Thursday, February 15, 2018

Puerto Rico and the Response to Hurricanes Irma and Maria - A Truly Inspiring Lecture by a MEMA Official

Today the students in my Humanitarian Logistics and Healthcare class at the Isenberg School had the great honor and privilege of hearing from a consummate professional and practitioner - Mr. Patrick Carnevale of MEMA (Massachusetts Emergency Management Agency). Mr. Carnevale presented a guest lecture in my class entitled, Puerto Rico 2017: Hurricanes Irma and Maria. He spoke about the weeks that he spent there in October assisting in the extremely challenging response.

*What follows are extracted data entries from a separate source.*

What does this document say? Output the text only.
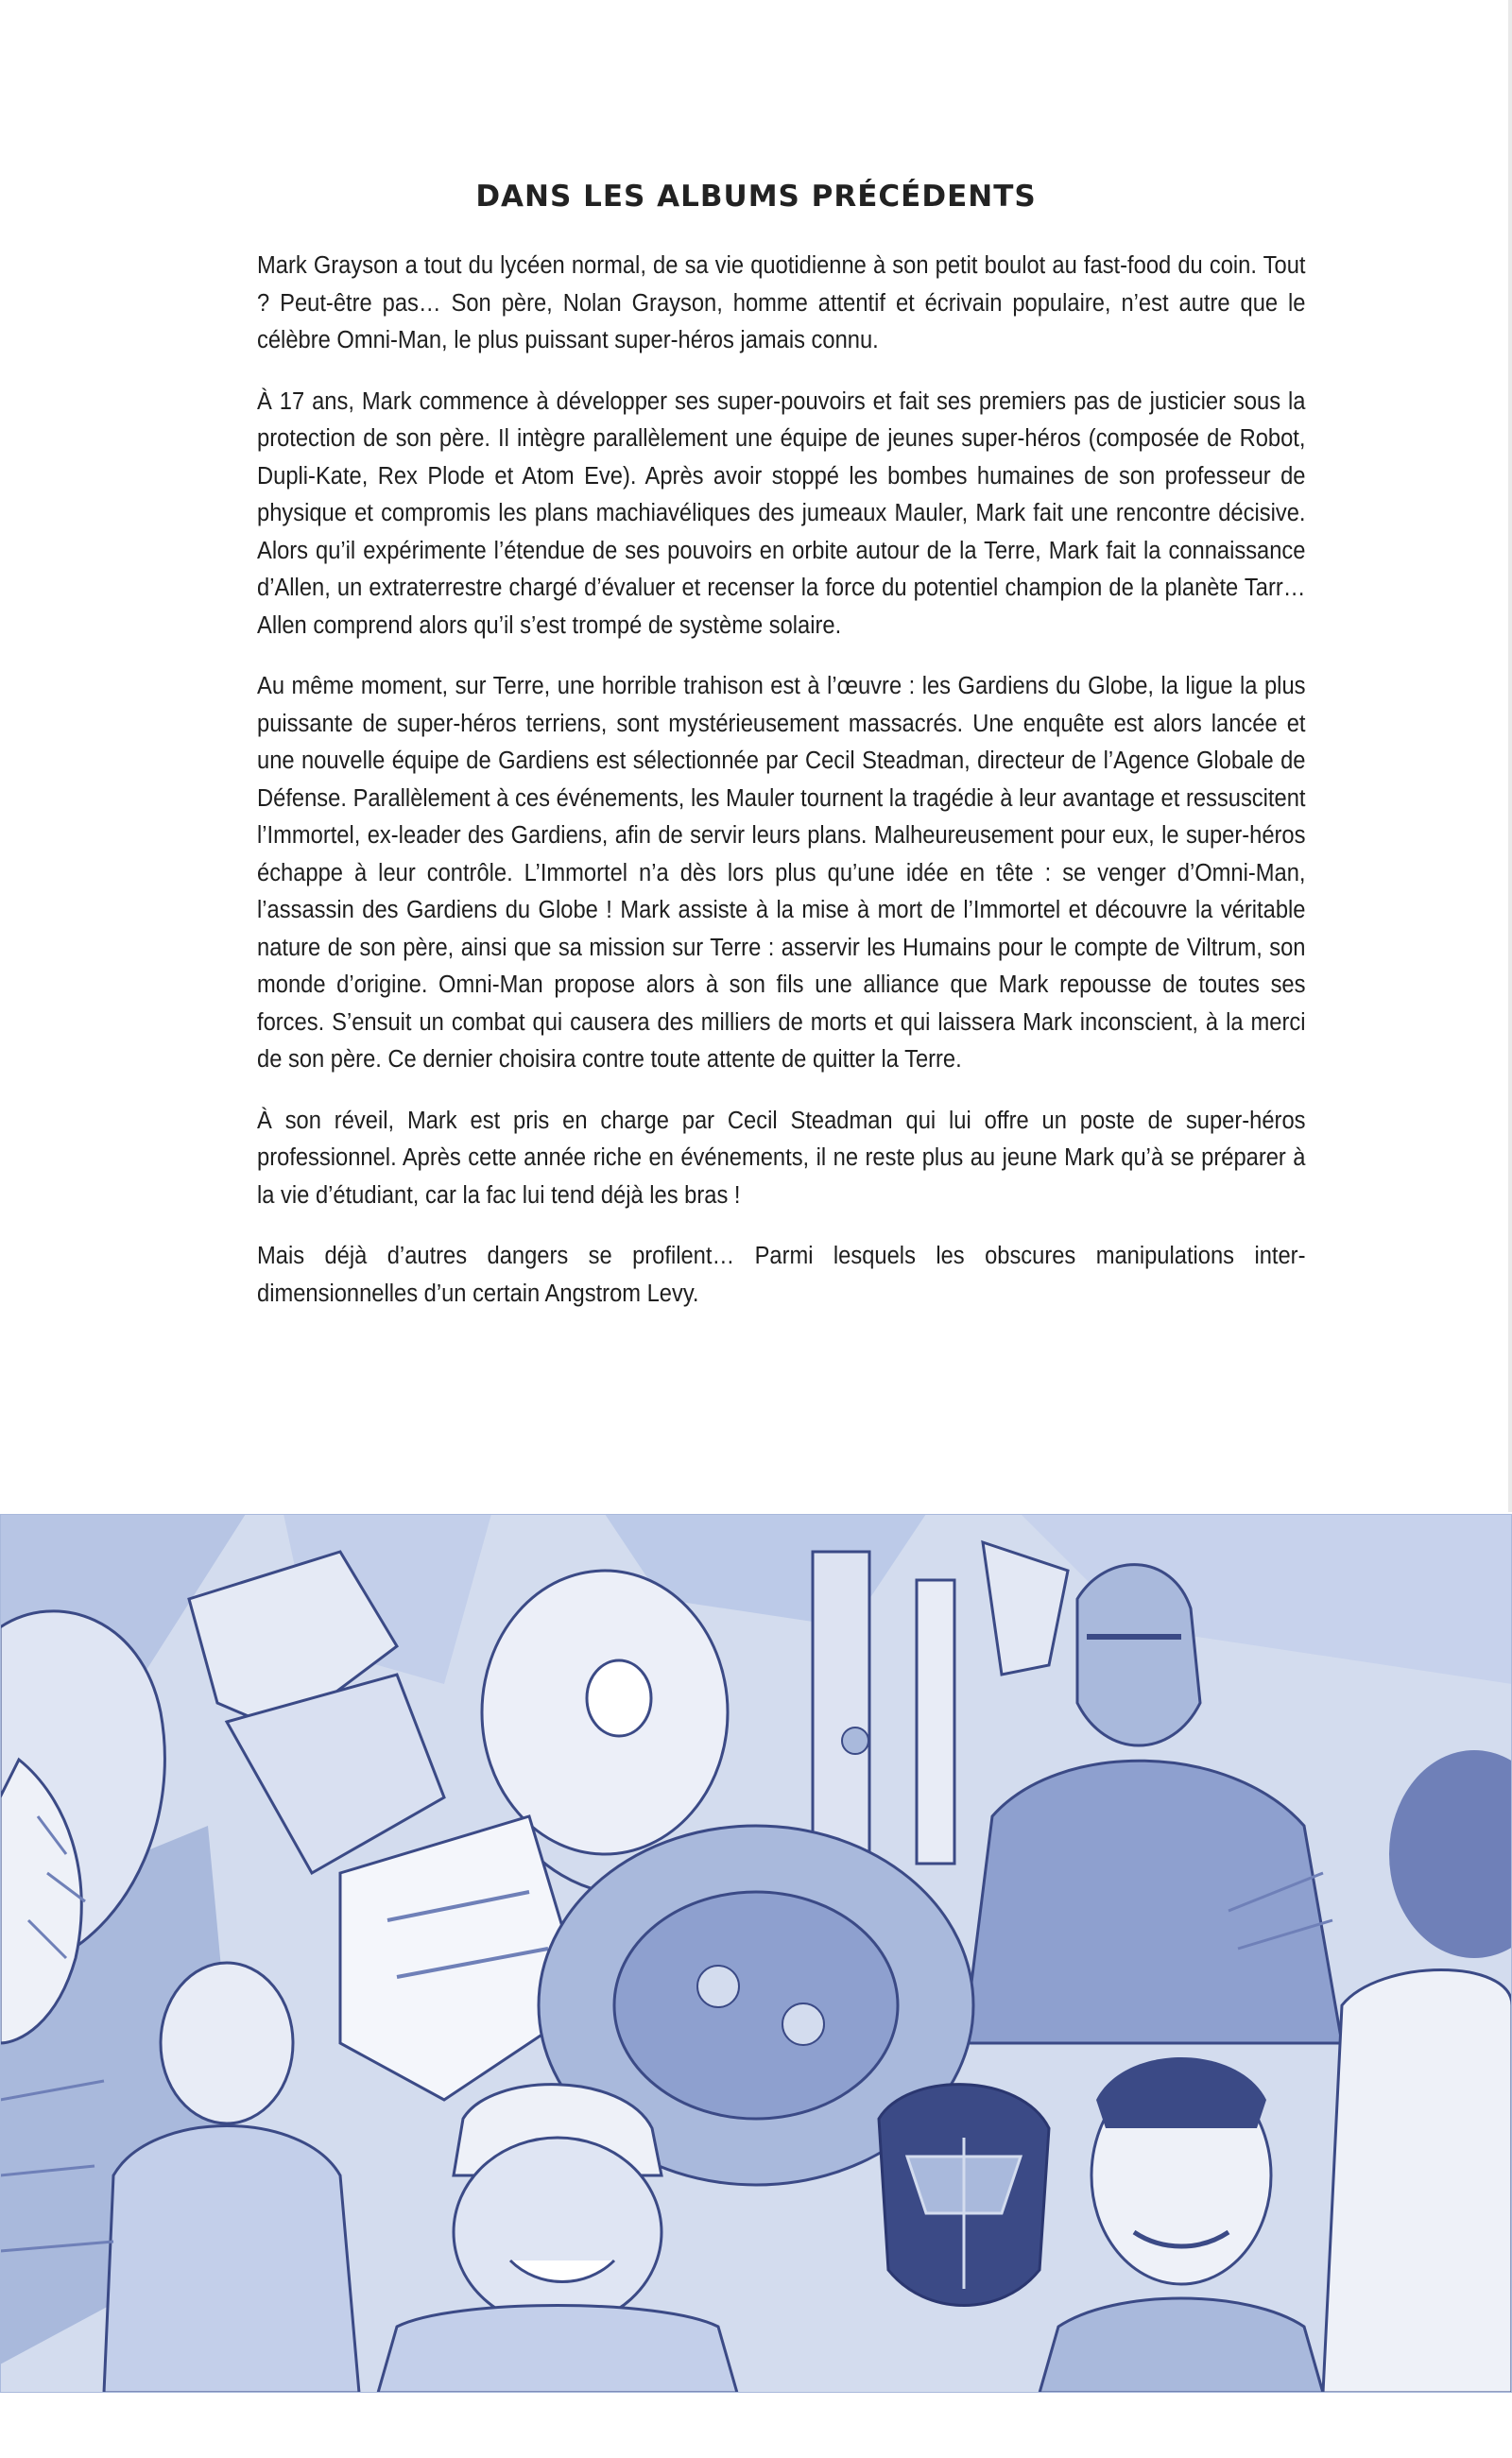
DANS LES ALBUMS PRÉCÉDENTS

Mark Grayson a tout du lycéen normal, de sa vie quotidienne à son petit boulot au fast-food du coin. Tout ? Peut-être pas… Son père, Nolan Grayson, homme attentif et écrivain populaire, n’est autre que le célèbre Omni-Man, le plus puissant super-héros jamais connu.

À 17 ans, Mark commence à développer ses super-pouvoirs et fait ses premiers pas de justicier sous la protection de son père. Il intègre parallèlement une équipe de jeunes super-héros (composée de Robot, Dupli-Kate, Rex Plode et Atom Eve). Après avoir stoppé les bombes humaines de son professeur de physique et compromis les plans machiavéliques des jumeaux Mauler, Mark fait une rencontre décisive. Alors qu’il expérimente l’étendue de ses pouvoirs en orbite autour de la Terre, Mark fait la connaissance d’Allen, un extraterrestre chargé d’évaluer et recenser la force du potentiel champion de la planète Tarr… Allen comprend alors qu’il s’est trompé de système solaire.

Au même moment, sur Terre, une horrible trahison est à l’œuvre : les Gardiens du Globe, la ligue la plus puissante de super-héros terriens, sont mystérieusement massacrés. Une enquête est alors lancée et une nouvelle équipe de Gardiens est sélectionnée par Cecil Steadman, directeur de l’Agence Globale de Défense. Parallèlement à ces événements, les Mauler tournent la tragédie à leur avantage et ressuscitent l’Immortel, ex-leader des Gardiens, afin de servir leurs plans. Malheureusement pour eux, le super-héros échappe à leur contrôle. L’Immortel n’a dès lors plus qu’une idée en tête : se venger d’Omni-Man, l’assassin des Gardiens du Globe ! Mark assiste à la mise à mort de l’Immortel et découvre la véritable nature de son père, ainsi que sa mission sur Terre : asservir les Humains pour le compte de Viltrum, son monde d’origine. Omni-Man propose alors à son fils une alliance que Mark repousse de toutes ses forces. S’ensuit un combat qui causera des milliers de morts et qui laissera Mark inconscient, à la merci de son père. Ce dernier choisira contre toute attente de quitter la Terre.

À son réveil, Mark est pris en charge par Cecil Steadman qui lui offre un poste de super-héros professionnel. Après cette année riche en événements, il ne reste plus au jeune Mark qu’à se préparer à la vie d’étudiant, car la fac lui tend déjà les bras !

Mais déjà d’autres dangers se profilent… Parmi lesquels les obscures manipulations inter-dimensionnelles d’un certain Angstrom Levy.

His presentation was, honestly, lifechanging to all those in the audience. In fact, I just received a long email from a student in the class who wrote what is a beautiful tribute to him, and I quote just a part of it below:

The talk by Mr. Carnevale this morning was really touching and inspirational. It is not often that one encounters people like him who take pride in the work they do and are so emotionally attached because they care so much about the well-being of  the less fortunate. 

As an international student at UMass, since my first day, I have seen the country go through a major transformation (for the worse), but hearing Patrick today restores some faith in the good people that we are surrounded by and shows that there is some hope for the country as long as we have people like him working for us!

Mr. Carnevale has worked for MEMA for 17 years and he said that the hurricanes hitting Puerto Rico was the "most difficult" disaster to be part of. He worked 7 days a week there, 14 hours a day, and slept on an Italian cruise ship (don't ask him about the food or accommodations, a photo of the latter he shared with us), which was housing 2,500 of the responders. Puerto Rico in September had 3.4 million people and the temperature there was about 84 degrees with high humidity. The rainy season is April to November so the responders also had to deal with that. There are now 35,000 Puerto Ricans leaving the island monthly with the highest number of families now living in Massachusetts with additional challenges because of the housing stock and schools.

46% of the people in Puerto Rico lived in poverty even before the multiple hurricane strike. Moreover, the infrastructure already was subpar from the electric power networks to the roads and bridges.
Mr. Carnevale told us how the San Juan Convention Center was taken over by the federal government and served as a joint field office.. Although he stated that the coordination was OK, he found the bureaucratic forms and paperwork very much slowed down the delivery of the supplies, assuming that you could even find the contacts. He said that it took 3 days to schedule a mission because of this. In the field there were 1,500 representatives from the military, Homeland Security, VOADS, and urban search and rescue folks, and he was also in the field.

His mission was to lead  the central island coordination task force. MEMA was the second group on-site and he mentioned that the military had 180 helicopters, with the big ones able to carry 6 pallets of goods. There were many isolated communities to which trucks could not deliver baby supplies, food, water, and medicines. He spoke of a very useful federal app, known as MAGE,  that was helpful in mapping route disruptions, destroyed bridges, etc. His mission coordinated 587 flights and 32 ground trips.
The challenges the responders faced were immense and included challenges in communications: dealing with language barriers, limited cell phone services, and sporadic functioning of satellite phones because of congestion. Additional challenges were the constantly changing environmental conditions with new landslides and bridge outages.

He shared with us experiences and insights that you do not read about in the media and that were incredibly eye-opening!

He also spoke of the successes from relationship building to the delivery of supplies. ATM machines were not functioning so many responders carried cash and Mr. Carnevale also took part in "extraordinary examples of altruism" as my student so brilliantly wrote after hearing him speak today.
We thank Mr. Patrick Carnevale from the bottom of our hearts for his extraordinary work and that of his team and for his great humanity and for sharing his experiences and wisdom with us today. He is a true Humanitarian Hero!

And this afternoon, he was in Boston meeting with the Governor and Lt. Governor.